Karlsruhe (epd). Nur mit einer ausreichenden Anzahl an Mitgliedern sind Gewerkschaften tariffähig. Diese, von den Arbeitsgerichten entwickelten Anforderungen zur Tariffähigkeit, verstoßen nicht gegen die im Grundgesetz geschützte Koalitionsfreiheit, entschied das Bundesverfassungsgericht in Karlsruhe in einem am Freitag veröffentlichten Beschluss zur "Neuen Assekuranz Gewerkschaft" (NAG) (AZ: 1 BvR 1/16).
Die im November 2010 in Gießen gegründete Gewerkschaft vertritt Beschäftigte der Versicherungsbranche. Über die Anzahl ihrer Mitglieder hüllte sich die Gewerkschaft in Schweigen.
Die konkurrierende DGB-Gewerkschaft ver.di hielt die NAG wegen fehlender "Mächtigkeit" für nicht tariffähig. Sie dürfe daher mit Arbeitgebern keine Tarifverträge abschließen.
Das als erste Instanz zuständige Hessische Landesarbeitsgericht (LAG) hatte auf Antrag von ver.di die NAG für nicht tariffähig erklärt. Wegen der unbekannten Mitgliederzahl müsse davon ausgegangen werden, dass die NAG keine durchsetzungsfähigen Tarifforderungen aufstellen könne. Das Bundesarbeitsgericht lehnte die dagegen eingelegte Beschwerde ebenfalls ab.
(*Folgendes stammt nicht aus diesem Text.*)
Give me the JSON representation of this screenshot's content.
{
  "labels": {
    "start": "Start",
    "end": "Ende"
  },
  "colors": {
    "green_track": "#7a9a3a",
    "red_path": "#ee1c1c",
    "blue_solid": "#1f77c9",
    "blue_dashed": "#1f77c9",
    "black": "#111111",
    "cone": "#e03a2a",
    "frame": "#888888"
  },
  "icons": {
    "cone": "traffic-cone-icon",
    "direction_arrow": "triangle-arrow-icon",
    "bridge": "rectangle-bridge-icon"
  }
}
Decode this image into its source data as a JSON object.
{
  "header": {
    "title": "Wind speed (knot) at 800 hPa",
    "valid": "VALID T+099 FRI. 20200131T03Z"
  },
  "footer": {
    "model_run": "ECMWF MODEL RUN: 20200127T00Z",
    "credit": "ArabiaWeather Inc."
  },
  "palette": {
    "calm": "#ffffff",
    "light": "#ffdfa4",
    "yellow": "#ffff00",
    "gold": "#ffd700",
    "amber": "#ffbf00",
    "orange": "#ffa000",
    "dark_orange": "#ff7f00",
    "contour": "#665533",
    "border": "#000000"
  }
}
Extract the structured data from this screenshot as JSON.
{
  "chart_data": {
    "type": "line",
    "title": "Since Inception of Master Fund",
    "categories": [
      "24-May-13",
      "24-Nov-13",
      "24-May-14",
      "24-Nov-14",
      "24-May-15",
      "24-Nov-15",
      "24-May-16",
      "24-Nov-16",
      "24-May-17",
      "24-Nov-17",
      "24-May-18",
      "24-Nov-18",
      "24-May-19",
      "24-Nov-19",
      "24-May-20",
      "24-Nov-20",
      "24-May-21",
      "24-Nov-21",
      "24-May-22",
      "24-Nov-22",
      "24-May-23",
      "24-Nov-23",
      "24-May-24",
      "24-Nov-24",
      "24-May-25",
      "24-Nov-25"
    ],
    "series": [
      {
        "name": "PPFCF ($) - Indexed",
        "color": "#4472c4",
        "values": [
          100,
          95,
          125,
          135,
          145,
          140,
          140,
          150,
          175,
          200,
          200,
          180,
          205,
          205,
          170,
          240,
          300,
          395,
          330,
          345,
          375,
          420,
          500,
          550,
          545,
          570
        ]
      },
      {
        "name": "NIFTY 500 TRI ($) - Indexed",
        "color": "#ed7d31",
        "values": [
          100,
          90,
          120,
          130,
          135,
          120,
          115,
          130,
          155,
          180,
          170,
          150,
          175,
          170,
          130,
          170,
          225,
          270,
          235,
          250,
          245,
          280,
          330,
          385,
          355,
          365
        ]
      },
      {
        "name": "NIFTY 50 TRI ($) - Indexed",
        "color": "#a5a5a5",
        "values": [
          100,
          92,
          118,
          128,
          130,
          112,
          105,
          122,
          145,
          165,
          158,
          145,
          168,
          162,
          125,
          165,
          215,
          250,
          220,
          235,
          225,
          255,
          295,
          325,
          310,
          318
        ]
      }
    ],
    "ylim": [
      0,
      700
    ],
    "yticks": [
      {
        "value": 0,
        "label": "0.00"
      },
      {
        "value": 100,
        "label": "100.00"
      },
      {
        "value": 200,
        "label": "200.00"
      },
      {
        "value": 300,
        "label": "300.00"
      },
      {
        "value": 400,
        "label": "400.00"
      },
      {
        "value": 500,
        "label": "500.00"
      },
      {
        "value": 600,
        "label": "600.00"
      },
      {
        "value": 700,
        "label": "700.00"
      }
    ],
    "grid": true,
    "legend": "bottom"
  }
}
Vor dem Bundesverfassungsgericht hatte die NAG nun ebenfalls keinen Erfolg. Zwar regele weder das Grundgesetz noch das Tarifvertragsgesetz ausdrücklich, "wann eine Arbeitnehmerkoalition als Gewerkschaft anzusehen ist" und Tarifverträge erstreiten darf. Es sei aber mit der im Grundgesetz enthaltenen Koalitionsfreiheit vereinbar, dass die Arbeitsgerichte als Voraussetzung von tariffähigen Gewerkschaften eine ausreichende Mitgliederzahl verlangen. "Ohne eine gewisse Geschlossenheit der Organisation und Durchsetzungskraft wäre eine Arbeitnehmervereinigung vom guten Willen der Arbeitgeberseite und anderer Arbeitnehmerkoalitionen abhängig und könnte den Aufgaben der Tarifautonomie nicht gerecht werden", erklärten die Verfassungsrichter.
Hier habe das LAG annehmen dürfen, dass die NAG nur einen Organisationsgrad von 0,05 Prozent aufweise und damit keine ausreichende Durchsetzungsfähigkeit bestehe.